Carlos,

> On Sep 12, 2019, at 10:56 PM, Carlos Pignataro (cpignata) 
> <cpign...@cisco.com> wrote:
> 
> Thanks for the reminder, Reshad. I support publication of this document, 
> short and useful.
> 
> I only have one comment in regards to:
> 
>    It is also worthy of note that even if an implementation can function
>    with larger transport PDUs, that additional packet size may have
>    impact on BFD scaling.  Such systems may support a lower transmission
>    interval (bfd.DesiredMinTxInterval) when operating in large packet
>    mode.  This interval may depend on the size of the transport PDU.
> 
> Instead of (or in addition to) a lower transmission interval, why not add 
> flexibility to not *have* to send large packets every packet, and instead 
> send every n paks or so?

Such a thing could be done.  A form of this sort of thing for "probing" was 
discussed in a prior draft I did with Xiao Min, but that was for Echo mode.

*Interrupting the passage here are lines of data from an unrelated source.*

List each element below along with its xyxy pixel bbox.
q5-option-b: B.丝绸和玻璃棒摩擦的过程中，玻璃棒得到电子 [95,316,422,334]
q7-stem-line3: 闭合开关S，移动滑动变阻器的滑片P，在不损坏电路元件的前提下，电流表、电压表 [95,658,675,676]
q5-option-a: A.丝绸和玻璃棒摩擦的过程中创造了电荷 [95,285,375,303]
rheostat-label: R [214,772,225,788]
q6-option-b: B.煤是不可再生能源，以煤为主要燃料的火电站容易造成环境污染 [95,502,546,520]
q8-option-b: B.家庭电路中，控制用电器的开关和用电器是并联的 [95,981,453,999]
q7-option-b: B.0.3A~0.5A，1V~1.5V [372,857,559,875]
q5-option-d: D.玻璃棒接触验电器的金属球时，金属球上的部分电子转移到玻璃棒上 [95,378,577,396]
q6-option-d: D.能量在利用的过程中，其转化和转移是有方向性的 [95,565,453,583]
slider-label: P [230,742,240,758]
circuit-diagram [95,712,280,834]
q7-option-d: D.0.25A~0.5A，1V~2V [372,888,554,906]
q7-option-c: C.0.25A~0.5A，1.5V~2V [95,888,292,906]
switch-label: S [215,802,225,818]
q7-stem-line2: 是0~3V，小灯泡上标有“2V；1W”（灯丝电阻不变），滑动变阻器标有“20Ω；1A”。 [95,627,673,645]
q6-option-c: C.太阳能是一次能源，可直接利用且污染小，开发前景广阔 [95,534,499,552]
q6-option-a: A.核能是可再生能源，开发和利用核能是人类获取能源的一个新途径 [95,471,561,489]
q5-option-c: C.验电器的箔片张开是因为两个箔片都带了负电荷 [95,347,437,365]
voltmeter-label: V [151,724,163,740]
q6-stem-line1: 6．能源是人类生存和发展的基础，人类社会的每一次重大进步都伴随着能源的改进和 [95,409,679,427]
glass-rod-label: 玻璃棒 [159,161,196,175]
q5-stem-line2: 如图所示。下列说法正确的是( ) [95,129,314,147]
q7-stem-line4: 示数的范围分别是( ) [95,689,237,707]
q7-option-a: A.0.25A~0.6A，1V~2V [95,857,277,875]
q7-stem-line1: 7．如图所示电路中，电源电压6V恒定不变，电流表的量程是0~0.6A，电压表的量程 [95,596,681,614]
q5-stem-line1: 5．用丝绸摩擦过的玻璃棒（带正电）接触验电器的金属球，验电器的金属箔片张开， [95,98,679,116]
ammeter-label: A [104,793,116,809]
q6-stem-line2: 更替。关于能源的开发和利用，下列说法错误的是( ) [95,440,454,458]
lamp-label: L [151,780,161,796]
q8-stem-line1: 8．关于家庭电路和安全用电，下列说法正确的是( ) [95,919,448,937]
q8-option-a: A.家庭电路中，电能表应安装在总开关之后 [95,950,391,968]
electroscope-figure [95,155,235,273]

But since this in BFD async mode, the timers are likely chosen for the worst 
case.  So, if we have the usual Detect Multiplier of 3 and we can support 
sending a large packet every (e.g.) 25ms, and our implementation would normally 
send smaller packets every 10ms, we'd need to negotiate for some range between 
10 and 25 knowing that the occasional large packet may itself perturb timing 
enough it might be counted as loss.

So, such a thing could be done by an implementation, but timing is messy.  If 
you want something a bit more occasional, I suggest a reasonable set of timers 
in async mode and more clever procedures in Echo mode, if you support that.